The city of Spokane lobbied the Washington National Guard to put a unit here and donated $10,000 toward a new building. In 1924, an old World War I unit was reformed as the 116th Observation Squadron, attached to the National Guard. The 116th began with DeHavilland DH-4 and Curtiss “Jenny” biplanes.
The unit was one of 29 observation squadrons added to the National Guard between 1921 and 1941.
A new brick headquarters was built at Parkwater airstrip in 1927, the year it was renamed Felts Field. The building was remodeled several times to add darkrooms, a tower and a large hangar. The pilots crisscrossed and photographed the region, processing their film in a darkroom at Felts. Their surveys, among other things, helped plan the future site of Grand Coulee Dam. Maj. John T. Fancher was the first commander.
As World War II started, the unit was called to active duty, with men and airplanes moving to Fort Lewis, Yakima and Hoquiam for coastal defense.
After the war, the unit became a fighter squadron, flying the P-51 Mustang to defend key installations in Eastern Washington, like the Hanford Engineering Works, which had just produced the plutonium for the Nagasaki bomb.

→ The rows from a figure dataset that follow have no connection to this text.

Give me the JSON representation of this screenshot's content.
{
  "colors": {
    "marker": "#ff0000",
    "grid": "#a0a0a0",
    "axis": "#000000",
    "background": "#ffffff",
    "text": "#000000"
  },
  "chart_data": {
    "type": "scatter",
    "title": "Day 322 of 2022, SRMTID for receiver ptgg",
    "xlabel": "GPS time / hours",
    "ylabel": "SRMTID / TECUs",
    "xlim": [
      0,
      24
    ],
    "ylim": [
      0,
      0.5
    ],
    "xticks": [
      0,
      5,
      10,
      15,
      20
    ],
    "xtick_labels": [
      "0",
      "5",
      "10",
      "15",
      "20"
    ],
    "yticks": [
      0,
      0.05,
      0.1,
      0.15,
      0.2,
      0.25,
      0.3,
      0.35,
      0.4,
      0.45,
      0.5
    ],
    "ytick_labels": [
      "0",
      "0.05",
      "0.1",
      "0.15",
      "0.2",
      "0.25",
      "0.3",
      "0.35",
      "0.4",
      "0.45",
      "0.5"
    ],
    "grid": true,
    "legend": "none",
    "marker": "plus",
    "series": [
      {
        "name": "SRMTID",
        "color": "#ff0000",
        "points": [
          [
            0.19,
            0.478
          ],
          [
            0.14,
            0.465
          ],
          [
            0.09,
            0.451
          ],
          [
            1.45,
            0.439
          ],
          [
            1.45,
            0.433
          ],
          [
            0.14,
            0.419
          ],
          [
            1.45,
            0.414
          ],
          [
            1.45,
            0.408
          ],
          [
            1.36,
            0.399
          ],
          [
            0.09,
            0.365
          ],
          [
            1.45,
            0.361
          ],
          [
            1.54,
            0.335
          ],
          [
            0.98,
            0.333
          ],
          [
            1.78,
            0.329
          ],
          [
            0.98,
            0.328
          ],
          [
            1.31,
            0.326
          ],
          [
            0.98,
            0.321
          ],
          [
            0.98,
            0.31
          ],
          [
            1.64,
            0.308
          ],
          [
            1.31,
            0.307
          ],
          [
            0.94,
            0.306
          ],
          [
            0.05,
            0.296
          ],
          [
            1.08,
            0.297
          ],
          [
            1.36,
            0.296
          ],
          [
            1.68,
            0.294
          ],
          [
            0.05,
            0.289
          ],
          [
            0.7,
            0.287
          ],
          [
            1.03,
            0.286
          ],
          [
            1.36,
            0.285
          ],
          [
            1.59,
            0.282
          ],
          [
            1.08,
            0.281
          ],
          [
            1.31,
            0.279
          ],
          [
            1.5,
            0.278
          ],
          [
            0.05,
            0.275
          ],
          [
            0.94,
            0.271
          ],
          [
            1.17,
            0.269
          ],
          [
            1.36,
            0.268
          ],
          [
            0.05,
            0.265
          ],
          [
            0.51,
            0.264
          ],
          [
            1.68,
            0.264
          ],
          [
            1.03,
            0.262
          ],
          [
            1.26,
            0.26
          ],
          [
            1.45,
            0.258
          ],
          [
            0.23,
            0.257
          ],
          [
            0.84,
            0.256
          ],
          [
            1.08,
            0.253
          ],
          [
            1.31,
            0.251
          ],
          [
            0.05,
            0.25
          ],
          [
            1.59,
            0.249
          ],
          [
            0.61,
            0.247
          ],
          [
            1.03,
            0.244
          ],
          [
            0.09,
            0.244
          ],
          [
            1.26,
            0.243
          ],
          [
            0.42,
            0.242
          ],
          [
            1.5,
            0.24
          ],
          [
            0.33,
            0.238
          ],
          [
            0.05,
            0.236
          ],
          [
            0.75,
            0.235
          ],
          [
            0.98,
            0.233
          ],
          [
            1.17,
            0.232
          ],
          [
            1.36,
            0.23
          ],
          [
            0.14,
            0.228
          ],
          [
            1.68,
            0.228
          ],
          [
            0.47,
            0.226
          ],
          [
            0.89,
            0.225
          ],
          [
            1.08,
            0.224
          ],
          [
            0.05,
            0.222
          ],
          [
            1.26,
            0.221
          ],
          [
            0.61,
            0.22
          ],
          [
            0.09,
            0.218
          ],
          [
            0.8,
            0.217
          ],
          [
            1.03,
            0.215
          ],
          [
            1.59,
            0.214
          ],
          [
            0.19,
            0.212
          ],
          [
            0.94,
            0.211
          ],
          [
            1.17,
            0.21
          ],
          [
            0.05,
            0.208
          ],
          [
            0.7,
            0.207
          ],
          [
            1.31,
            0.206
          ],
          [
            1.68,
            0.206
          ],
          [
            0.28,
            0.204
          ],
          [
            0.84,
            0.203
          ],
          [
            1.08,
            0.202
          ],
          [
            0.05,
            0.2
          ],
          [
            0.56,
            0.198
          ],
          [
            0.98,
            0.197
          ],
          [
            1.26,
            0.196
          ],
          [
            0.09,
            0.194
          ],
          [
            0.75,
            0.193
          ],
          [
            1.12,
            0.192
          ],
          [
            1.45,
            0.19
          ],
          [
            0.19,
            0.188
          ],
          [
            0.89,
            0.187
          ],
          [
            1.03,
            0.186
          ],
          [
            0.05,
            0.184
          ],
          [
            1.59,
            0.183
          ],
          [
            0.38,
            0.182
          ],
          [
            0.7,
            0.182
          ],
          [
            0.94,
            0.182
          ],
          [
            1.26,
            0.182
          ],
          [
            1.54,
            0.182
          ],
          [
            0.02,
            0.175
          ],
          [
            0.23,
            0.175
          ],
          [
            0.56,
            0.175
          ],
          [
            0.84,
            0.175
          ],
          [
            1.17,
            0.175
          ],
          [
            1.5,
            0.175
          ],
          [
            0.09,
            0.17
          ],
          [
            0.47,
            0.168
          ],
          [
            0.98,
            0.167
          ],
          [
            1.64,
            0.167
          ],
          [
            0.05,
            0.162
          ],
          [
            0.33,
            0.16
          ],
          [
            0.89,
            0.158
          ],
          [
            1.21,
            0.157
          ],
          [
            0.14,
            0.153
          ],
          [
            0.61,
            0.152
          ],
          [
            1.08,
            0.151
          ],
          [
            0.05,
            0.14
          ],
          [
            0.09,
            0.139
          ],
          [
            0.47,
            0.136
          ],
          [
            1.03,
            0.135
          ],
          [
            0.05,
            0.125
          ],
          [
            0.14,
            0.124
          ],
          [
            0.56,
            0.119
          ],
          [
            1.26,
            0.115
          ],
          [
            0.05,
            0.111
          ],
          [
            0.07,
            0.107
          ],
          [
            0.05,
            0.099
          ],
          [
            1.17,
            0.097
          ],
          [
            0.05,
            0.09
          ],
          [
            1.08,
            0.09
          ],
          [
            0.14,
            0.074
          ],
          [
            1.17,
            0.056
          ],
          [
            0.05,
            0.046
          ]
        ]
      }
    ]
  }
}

In 1948, most of the aircraft moved to Geiger Field, Spokane’s new airport on the West Plains, for the longer runway and new facilities.
Again called to active duty in 1951 for the Korean War, 116th planes operated out of Moses Lake and Shepherds Grove, England. Returning home to Spokane, the named changed to 116th Fighter-Interceptor Squadron, ready for a Cold War attack that never arrived.
In 1976, the 116th became part of the 141st Air Refueling Wing, the ANG unit that flies side by side with the Air Force’s 92nd Air Refueling Wing, flying the KC-135 tanker out of Fairchild Air Force Base.